I love my junk drawer. Really, I love it. I recently renovated my kitchen and wanted to put in a dishwasher. For a while, I was afraid I would have to give up the cabinet that held the junk drawer in order to fit in the dishwasher. I was extremely stressed about losing the junk space. Keep your junk drawer, but clear it out regularly:
- Take everything out and sort it into piles. Get rid of things that you no longer need or know what they belong to. Cut down on extras – I once had at least 100 bread ties in my drawer.
- Buy a plastic tray with dividers or use small plastic containers to group and organize items.

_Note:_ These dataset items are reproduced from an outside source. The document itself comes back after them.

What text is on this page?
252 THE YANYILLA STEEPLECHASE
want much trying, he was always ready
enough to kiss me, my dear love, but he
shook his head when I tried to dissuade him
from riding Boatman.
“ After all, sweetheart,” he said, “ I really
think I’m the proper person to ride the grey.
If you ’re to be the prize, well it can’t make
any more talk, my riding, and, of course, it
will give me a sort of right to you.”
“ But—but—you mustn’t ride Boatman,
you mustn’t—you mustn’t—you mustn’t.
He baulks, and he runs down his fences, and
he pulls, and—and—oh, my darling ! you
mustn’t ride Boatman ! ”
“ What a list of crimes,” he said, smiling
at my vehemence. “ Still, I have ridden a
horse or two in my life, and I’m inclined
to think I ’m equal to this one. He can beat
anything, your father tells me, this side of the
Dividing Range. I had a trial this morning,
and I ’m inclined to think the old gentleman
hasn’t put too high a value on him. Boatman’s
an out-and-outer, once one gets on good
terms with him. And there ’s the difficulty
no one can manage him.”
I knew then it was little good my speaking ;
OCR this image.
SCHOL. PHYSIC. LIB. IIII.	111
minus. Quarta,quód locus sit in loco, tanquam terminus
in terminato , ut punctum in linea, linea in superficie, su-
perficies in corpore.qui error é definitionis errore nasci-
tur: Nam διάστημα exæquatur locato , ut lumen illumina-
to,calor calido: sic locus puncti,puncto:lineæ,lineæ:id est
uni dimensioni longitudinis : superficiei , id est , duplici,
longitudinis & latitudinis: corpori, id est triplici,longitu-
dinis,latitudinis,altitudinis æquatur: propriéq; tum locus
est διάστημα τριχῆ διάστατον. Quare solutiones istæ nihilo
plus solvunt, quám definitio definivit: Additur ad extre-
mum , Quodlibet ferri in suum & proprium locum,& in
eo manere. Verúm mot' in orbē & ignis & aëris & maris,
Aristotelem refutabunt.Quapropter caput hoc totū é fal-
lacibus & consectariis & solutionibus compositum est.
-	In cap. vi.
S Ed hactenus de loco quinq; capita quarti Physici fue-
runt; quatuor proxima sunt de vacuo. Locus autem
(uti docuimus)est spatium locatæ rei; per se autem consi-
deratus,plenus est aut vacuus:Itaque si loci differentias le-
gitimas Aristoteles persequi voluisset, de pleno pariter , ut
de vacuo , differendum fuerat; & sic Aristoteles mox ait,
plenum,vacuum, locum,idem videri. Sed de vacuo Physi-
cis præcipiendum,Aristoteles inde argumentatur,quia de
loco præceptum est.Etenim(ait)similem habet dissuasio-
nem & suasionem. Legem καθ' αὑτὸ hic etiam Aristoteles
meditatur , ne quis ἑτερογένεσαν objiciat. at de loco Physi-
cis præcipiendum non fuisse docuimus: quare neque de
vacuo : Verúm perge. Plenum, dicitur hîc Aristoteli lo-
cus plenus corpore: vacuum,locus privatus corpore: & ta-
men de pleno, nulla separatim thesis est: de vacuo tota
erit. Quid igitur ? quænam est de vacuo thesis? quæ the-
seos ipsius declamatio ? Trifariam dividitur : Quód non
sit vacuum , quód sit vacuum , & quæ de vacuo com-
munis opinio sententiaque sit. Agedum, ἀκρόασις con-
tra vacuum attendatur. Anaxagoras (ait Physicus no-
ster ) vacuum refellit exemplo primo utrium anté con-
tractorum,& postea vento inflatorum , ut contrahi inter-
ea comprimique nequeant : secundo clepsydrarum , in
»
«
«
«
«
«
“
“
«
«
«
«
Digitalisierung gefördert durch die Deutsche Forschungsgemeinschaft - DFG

Mail tends to pile up. You may put it in a basket, stack it in neat piles or hide it in a drawer. However, when it gets away from you, you may forget to pay the bills or miss an important event. Clear as much paper clutter as you can:
- Get and pay your bills online.
- Rather than keep the whole magazine or catalog, tear out the pages you want to keep. Or, take a photo with your phone.
- Create an area to organize your papers. Put up a pocket wall hanger and make folders to keep track of any bills or paperwork that needs to be filled out. Put papers related to your kids in another folder. Use a folder for things that are urgent so you know to check it frequently.
You can conquer the clutter. Simply take it one room at a time and organize things in a way that makes the most sense for your household. When you finish one room or area, go on to the next. You can quickly enjoy the rewards of a clutter-free home!